In conclusion, it seems that those included in the garden culture most likely are against the chemically injected genetically engineered crops. They agree with a lot of the point from Debbie Barker’s article on genetically engineered crops. It seemed that their two main concerns with the genetically engineered crops are their creation of “super weeds” and the biodiversity, or the lack thereof, and how its effecting soil fertility and crop production in the future. They informed me of something called “Safe Seed Pledge”.

The “Safe Seed Pledge” is a pledge that is signed by many different seed companies and businesses that pledges that they will not sell, to their knowledge, genetically engineered seeds or plants. The Council for Responsible Genetics sponsors the Safe Seed Initiative. (http://www.johnnyseeds.com/about-us/about-our-seed/safe-seed-pledge.html)

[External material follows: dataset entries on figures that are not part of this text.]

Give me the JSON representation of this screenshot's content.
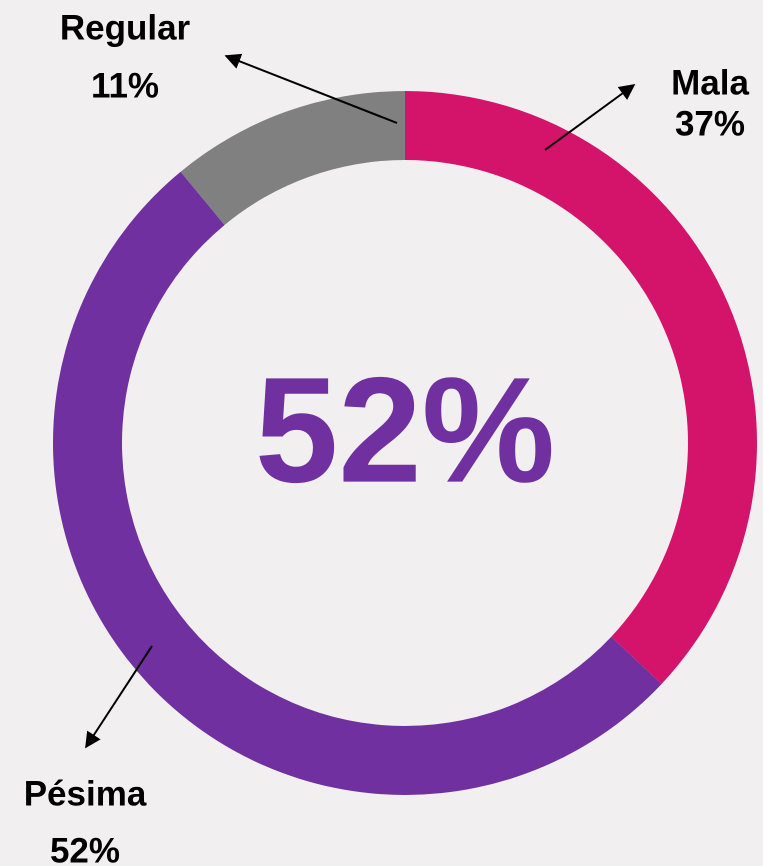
{
  "chart_data": {
    "type": "donut",
    "categories": [
      "Mala",
      "Pésima",
      "Regular"
    ],
    "values": [
      37,
      52,
      11
    ],
    "value_labels": [
      "37%",
      "52%",
      "11%"
    ],
    "colors": [
      "#d4136b",
      "#7030a0",
      "#808080"
    ],
    "center_label": "52%",
    "center_color": "#7030a0"
  }
}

The pledge goes as follows:

Agriculture and seeds provide the basis upon which our lives depend. We must protect this foundation as a safe and genetically stable source for future generations. For the benefit of all farmers, gardeners, and consumers who want an alternative, we pledge that we do not knowingly buy, sell, or trade genetically-engineered seeds or plants. The mechanical transfer of genetic material outside of natural reproductive methods and between genera, families, or kingdoms, poses great biological risks as well as economic, political, and cultural threats. We feel that genetically engineered varieties have been insufficiently tested prior to public release. More research and testing are necessary to further assess the potential risks of genetically-engineered seeds. Further, we wish to support agricultural progress that leads to healthier soils, genetically diverse agricultural ecosystems, and ultimately healthy people and communities.

They business that Chive, Bay, and Rosemary work at have signed the Safe Seed Pledge.